C’est à ce moment précis que Carl Sagan, l’un des plus grands vulgarisateurs sur l’Espace, a un coup de génie: « et si avant de rétracter les caméras, on les tournait vers la Terre? » Ce geste, qui a priori pourrait paraître anodin, est alors viscéralement rejeté par les autorités de la NASA. Ce serait un gâchis des ressources, un risque imminent d’endommager le matériel, des coûts supplémentaires non prévus, etc. Bref, la peur de l’inconnu.
Mais Carl Sagan a persisté et signé. Non seulement était-il l’un des pontes de la cosmologie, mais il était également un « story teller » aguerri. Il romança l’histoire et parla alors d’un legs pour l’humanité.
C’est le jour de la Saint-Valentin de 1990 que les caméras de Voyager I se sont finalement tournées vers la Terre. Ce petit geste a donné une perspective complètement nouvelle sur notre place dans l’Univers. Nous sommes ainsi devenus un « point bleu pâle »:
Voici ce que Carl Sagan écrivit pour l’occasion:
Regardez ce point. C’est ici. C’est notre foyer. C’est nous. Dessus se trouvent tous ceux que vous aimez, tous ceux que vous connaissez, tous ceux dont vous avez entendu parler, tous les êtres humains qui n’aient jamais vécu. La somme de nos joies et de nos souffrances. Des milliers de religions, d’idéologies et de doctrines économiques remplies de certitudes.
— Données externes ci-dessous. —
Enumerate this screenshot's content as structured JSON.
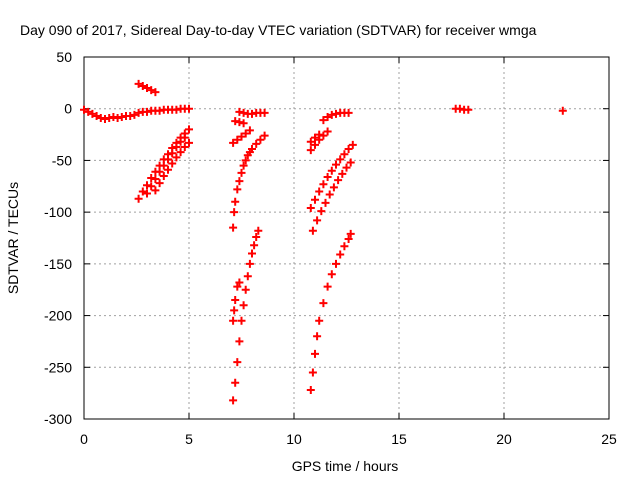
{
  "chart_data": {
    "type": "scatter",
    "title": "Day 090 of 2017, Sidereal Day-to-day VTEC variation (SDTVAR) for receiver wmga",
    "xlabel": "GPS time / hours",
    "ylabel": "SDTVAR / TECUs",
    "xlim": [
      0,
      25
    ],
    "ylim": [
      -300,
      50
    ],
    "xticks": [
      0,
      5,
      10,
      15,
      20,
      25
    ],
    "yticks": [
      50,
      0,
      -50,
      -100,
      -150,
      -200,
      -250,
      -300
    ],
    "grid": true,
    "marker": "plus",
    "color": "#ff0000",
    "series": [
      {
        "x": [
          0.0,
          0.2,
          0.4,
          0.6,
          0.8,
          1.0,
          1.2,
          1.4,
          1.6,
          1.8,
          2.0,
          2.2,
          2.4,
          2.6,
          2.8,
          3.0,
          3.2,
          3.4,
          3.6,
          3.8,
          4.0,
          4.2,
          4.4,
          4.6,
          4.8,
          5.0
        ],
        "y": [
          -1,
          -3,
          -5,
          -7,
          -9,
          -10,
          -9,
          -8,
          -9,
          -8,
          -7,
          -7,
          -6,
          -4,
          -3,
          -3,
          -2,
          -2,
          -2,
          -1,
          -1,
          -1,
          -1,
          0,
          0,
          0
        ]
      },
      {
        "x": [
          2.6,
          2.8,
          3.0,
          3.2,
          3.4
        ],
        "y": [
          24,
          22,
          20,
          18,
          16
        ]
      },
      {
        "x": [
          2.6,
          2.8,
          3.0,
          3.2,
          3.4,
          3.6,
          3.8,
          4.0,
          4.2,
          4.4,
          4.6,
          4.8,
          5.0
        ],
        "y": [
          -87,
          -80,
          -74,
          -67,
          -61,
          -55,
          -49,
          -44,
          -38,
          -33,
          -28,
          -24,
          -20
        ]
      },
      {
        "x": [
          3.0,
          3.2,
          3.4,
          3.6,
          3.8,
          4.0,
          4.2,
          4.4,
          4.6,
          4.8
        ],
        "y": [
          -82,
          -75,
          -68,
          -61,
          -55,
          -49,
          -43,
          -37,
          -32,
          -28
        ]
      },
      {
        "x": [
          3.4,
          3.6,
          3.8,
          4.0,
          4.2,
          4.4,
          4.6,
          4.8,
          5.0
        ],
        "y": [
          -79,
          -72,
          -65,
          -59,
          -53,
          -47,
          -42,
          -37,
          -33
        ]
      },
      {
        "x": [
          7.1,
          7.3,
          7.5,
          7.7,
          7.9
        ],
        "y": [
          -33,
          -30,
          -27,
          -24,
          -21
        ]
      },
      {
        "x": [
          7.2,
          7.4,
          7.6
        ],
        "y": [
          -12,
          -13,
          -14
        ]
      },
      {
        "x": [
          7.1,
          7.15,
          7.2,
          7.3,
          7.4,
          7.5,
          7.6,
          7.7,
          7.8,
          7.9,
          8.0,
          8.2,
          8.4,
          8.6
        ],
        "y": [
          -115,
          -100,
          -90,
          -78,
          -70,
          -62,
          -55,
          -50,
          -45,
          -42,
          -39,
          -34,
          -30,
          -26
        ]
      },
      {
        "x": [
          7.1,
          7.15,
          7.2,
          7.3,
          7.4
        ],
        "y": [
          -205,
          -195,
          -185,
          -172,
          -168
        ]
      },
      {
        "x": [
          7.1,
          7.2,
          7.3,
          7.4,
          7.5,
          7.6,
          7.7,
          7.8,
          7.9,
          8.0,
          8.1,
          8.2,
          8.3
        ],
        "y": [
          -282,
          -265,
          -245,
          -225,
          -205,
          -190,
          -175,
          -162,
          -150,
          -140,
          -132,
          -124,
          -118
        ]
      },
      {
        "x": [
          7.4,
          7.6,
          7.8,
          8.0,
          8.2,
          8.4,
          8.6
        ],
        "y": [
          -3,
          -4,
          -5,
          -5,
          -4,
          -4,
          -4
        ]
      },
      {
        "x": [
          10.8,
          11.0,
          11.2
        ],
        "y": [
          -32,
          -28,
          -25
        ]
      },
      {
        "x": [
          10.8,
          11.0,
          11.2,
          11.4,
          11.6
        ],
        "y": [
          -40,
          -35,
          -30,
          -26,
          -22
        ]
      },
      {
        "x": [
          11.4,
          11.6,
          11.8,
          12.0,
          12.2,
          12.4,
          12.6
        ],
        "y": [
          -11,
          -8,
          -6,
          -5,
          -4,
          -4,
          -4
        ]
      },
      {
        "x": [
          10.8,
          11.0,
          11.2,
          11.4,
          11.6,
          11.8,
          12.0,
          12.2,
          12.4,
          12.6,
          12.8
        ],
        "y": [
          -96,
          -88,
          -80,
          -73,
          -66,
          -60,
          -54,
          -49,
          -44,
          -39,
          -35
        ]
      },
      {
        "x": [
          10.9,
          11.1,
          11.3,
          11.5,
          11.7,
          11.9,
          12.1,
          12.3,
          12.5,
          12.7
        ],
        "y": [
          -118,
          -108,
          -99,
          -91,
          -83,
          -76,
          -69,
          -63,
          -57,
          -52
        ]
      },
      {
        "x": [
          10.8,
          10.9,
          11.0,
          11.1,
          11.2,
          11.4,
          11.6,
          11.8,
          12.0,
          12.2,
          12.4,
          12.6,
          12.7
        ],
        "y": [
          -272,
          -255,
          -237,
          -220,
          -205,
          -188,
          -172,
          -160,
          -150,
          -141,
          -133,
          -126,
          -121
        ]
      },
      {
        "x": [
          17.7,
          17.9,
          18.1,
          18.3
        ],
        "y": [
          0,
          0,
          -1,
          -1
        ]
      },
      {
        "x": [
          22.8
        ],
        "y": [
          -2
        ]
      }
    ]
  }
}
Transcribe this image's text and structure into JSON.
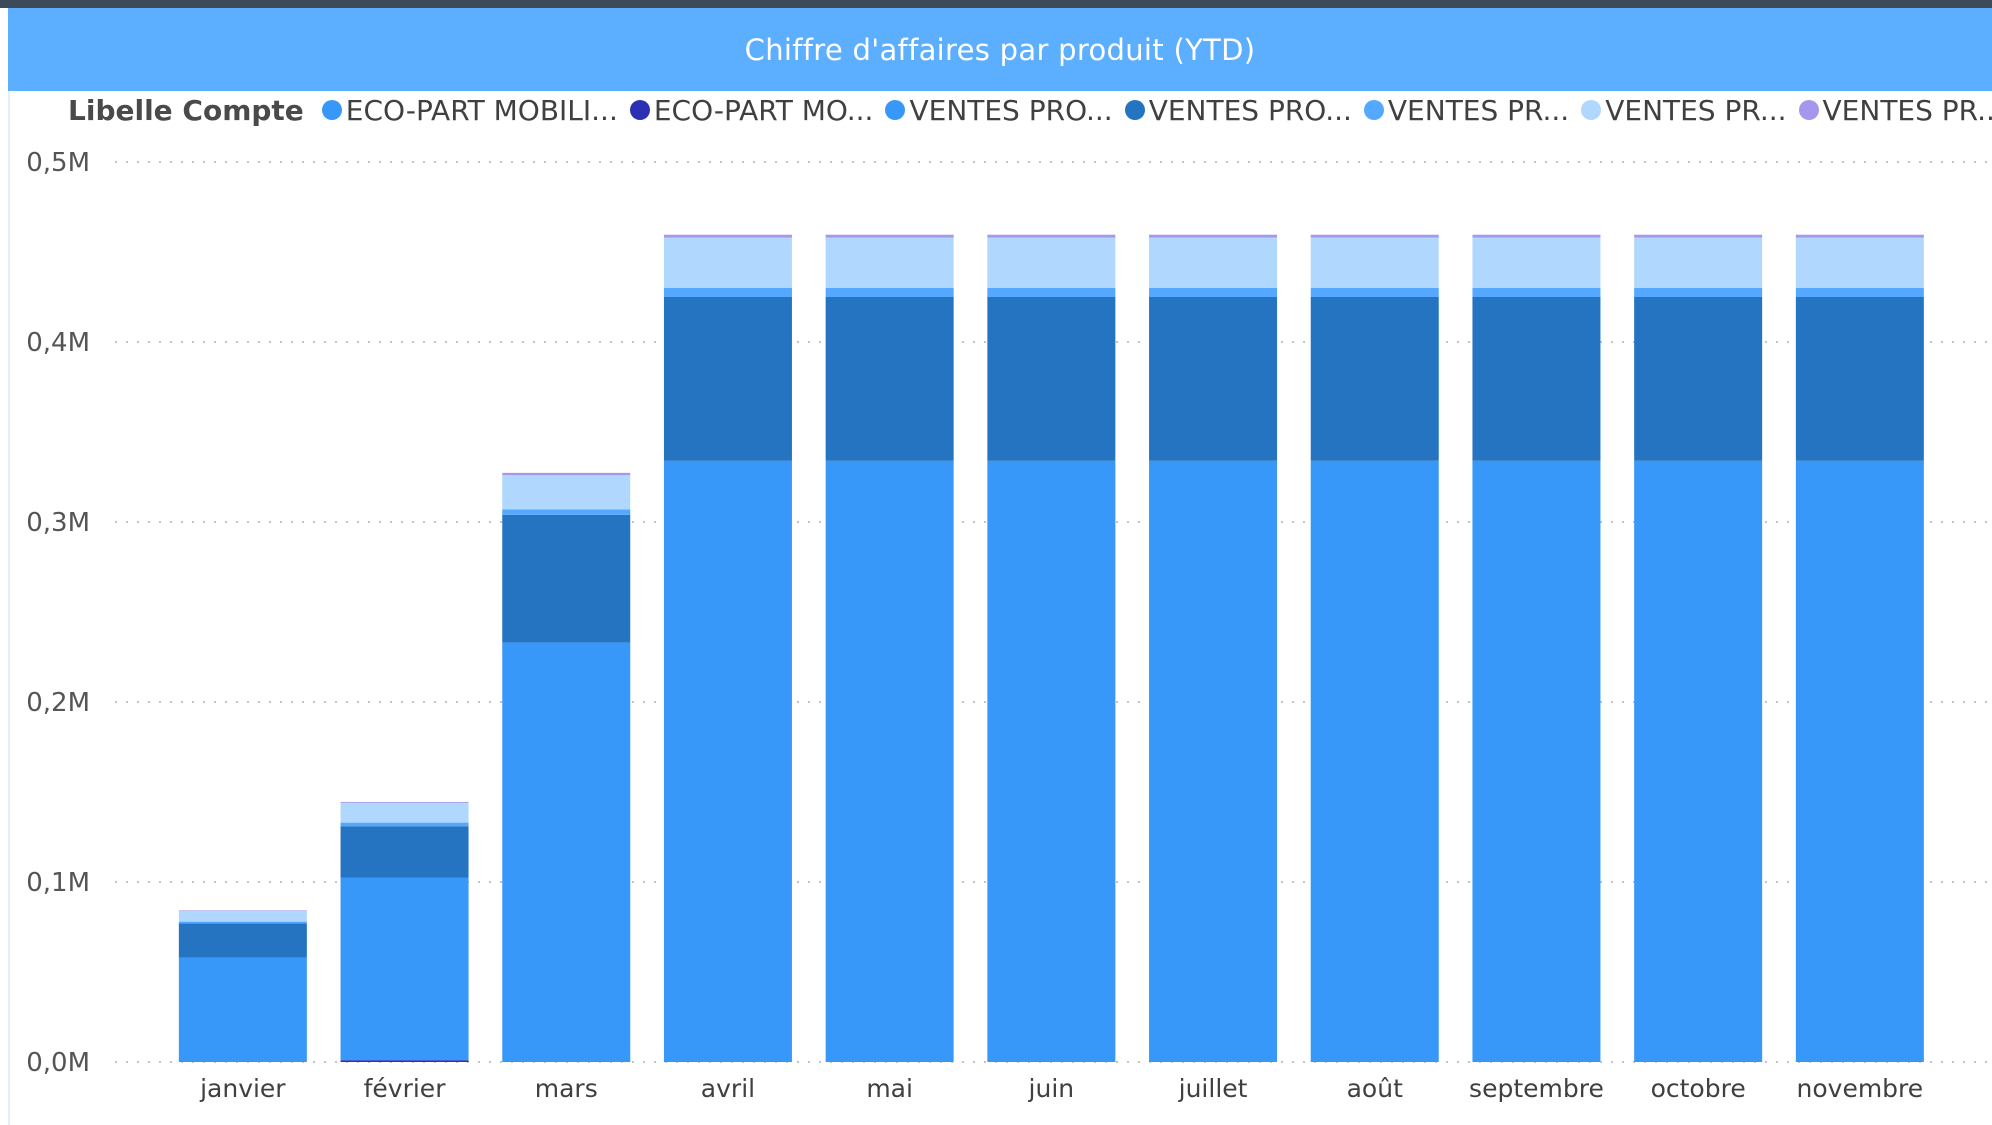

Tous les chasseurs et cueilleurs, tous les héros et tous les lâches, tous les créateurs et destructeurs de civilisations. Tous les rois et paysans, tous les jeunes couples d’amoureux, tous les pères, mères, enfants remplis d’espoir, inventeurs et explorateurs. Tous les moralisateurs, tous les politiciens corrompus, toutes les « superstars”, tous les “guides suprêmes”, tous les saints et pécheurs de l’histoire de notre espèce ont vécu ici… Sur ce grain de poussière suspendu dans un rayon de soleil.
Texte intégral raconté par Carl Sagan ici
Pourquoi citer cet exemple? Parce que ce qui pouvait paraître comme un petit geste a marqué des générations. En fait, il n’y a pas de petits gestes. Les symboles sont d’une importance capitale, notamment pour des êtres qui forgent leur identité. Ils nous forcent à prendre une perspective nouvelle. Parfois même, ils nous rappellent à l’ordre. Mais surtout, ils demandent du courage, particulièrement pour les pionniers à les poser en premier.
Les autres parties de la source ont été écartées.